2nd January 1826
Fog.
Skillet reported that three men had already been knocked over by a waggon on the New Road and ‘it were slim odds whether a party could tell which pieces belonged to one or the other, so ’orribly was them poor fellows crushed and ’viscerated.’ I told Mama about this HORRIFIC HUMAN ASSORTMENT but she said I still had to go to school. I then asked what if I fell in the canal and DROWNED? She said that I had already proven that I float, which I do not consider a thoroughly maternal sentiment.
Old Ballast, of course, was in his usual foul mood (I do not think he has any other moods) and greeted every returning pupil with a sharp smack across the head. I have only been three months at Dr Ballast’s Superior Academy for Respectable Young Gentlemen and already have a PERMANENT LUMP. This is why I still struggle at Latin and can never find a hat that fits.
[note to self: ask Mama to examine scalp.]
In the afternoon, we had to conjugate the ‘future perfect.’ I am quite sure that I will have no need of it – for my future most certainly does not appear perfect (ha!). My own sister can boast that she attends the Royal Academy of Music. How many men of renown, upon the other hand, have issued forth from Dr Ballast’s Academy? How many have even take the first step upon the ladder to greatness? None, save for Gregwood Forsythe, whose natural father was a Baronet or Margrave or Mallard or something or another. That connection is how he obtained a post in His Majesty’s Minor Emoluments Office.

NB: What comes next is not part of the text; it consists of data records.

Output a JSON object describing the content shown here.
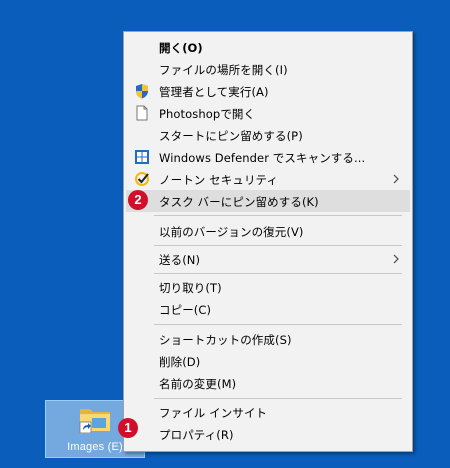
{
  "desktop": {
    "icon_label": "Images (E)"
  },
  "menu": {
    "items": [
      {
        "label": "開く(O)"
      },
      {
        "label": "ファイルの場所を開く(I)"
      },
      {
        "label": "管理者として実行(A)",
        "icon": "uac-shield-icon"
      },
      {
        "label": "Photoshopで開く",
        "icon": "blank-document-icon"
      },
      {
        "label": "スタートにピン留めする(P)"
      },
      {
        "label": "Windows Defender でスキャンする...",
        "icon": "windows-defender-icon"
      },
      {
        "label": "ノートン セキュリティ",
        "icon": "norton-check-icon"
      },
      {
        "label": "タスク バーにピン留めする(K)"
      },
      {
        "label": "以前のバージョンの復元(V)"
      },
      {
        "label": "送る(N)"
      },
      {
        "label": "切り取り(T)"
      },
      {
        "label": "コピー(C)"
      },
      {
        "label": "ショートカットの作成(S)"
      },
      {
        "label": "削除(D)"
      },
      {
        "label": "名前の変更(M)"
      },
      {
        "label": "ファイル インサイト"
      },
      {
        "label": "プロパティ(R)"
      }
    ]
  },
  "badges": {
    "step1": "1",
    "step2": "2"
  },
  "colors": {
    "desktop_background": "#0a5dba",
    "menu_background": "#f2f2f2",
    "highlight": "#dedede",
    "badge": "#d0102b"
  }
}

In fact, I discussed our future prospects with Sykes when we walked back after school. He informed me, quite in earnest, that he has no great ambition, ‘except for perhaps learning billiards.’ (!) He is a very matter-of-fact sort of fellow but I did not reply or rebuke him, because, at that very moment, I saw something which immediately lifted my spirits. For there was a remarkably fine waistcoat, made of pure white silk, hanging inside the door of Oddenbury’s Second-hand Clothing Emporium (a queer little rat-hole of a place at the junction of the High Street). Moreover, upon inquiry, I learned that this GREAT ARTICLE can be had for only three-and-six!
I cannot afford it, even with all the contents of my penny pig – but I shall try and save up!!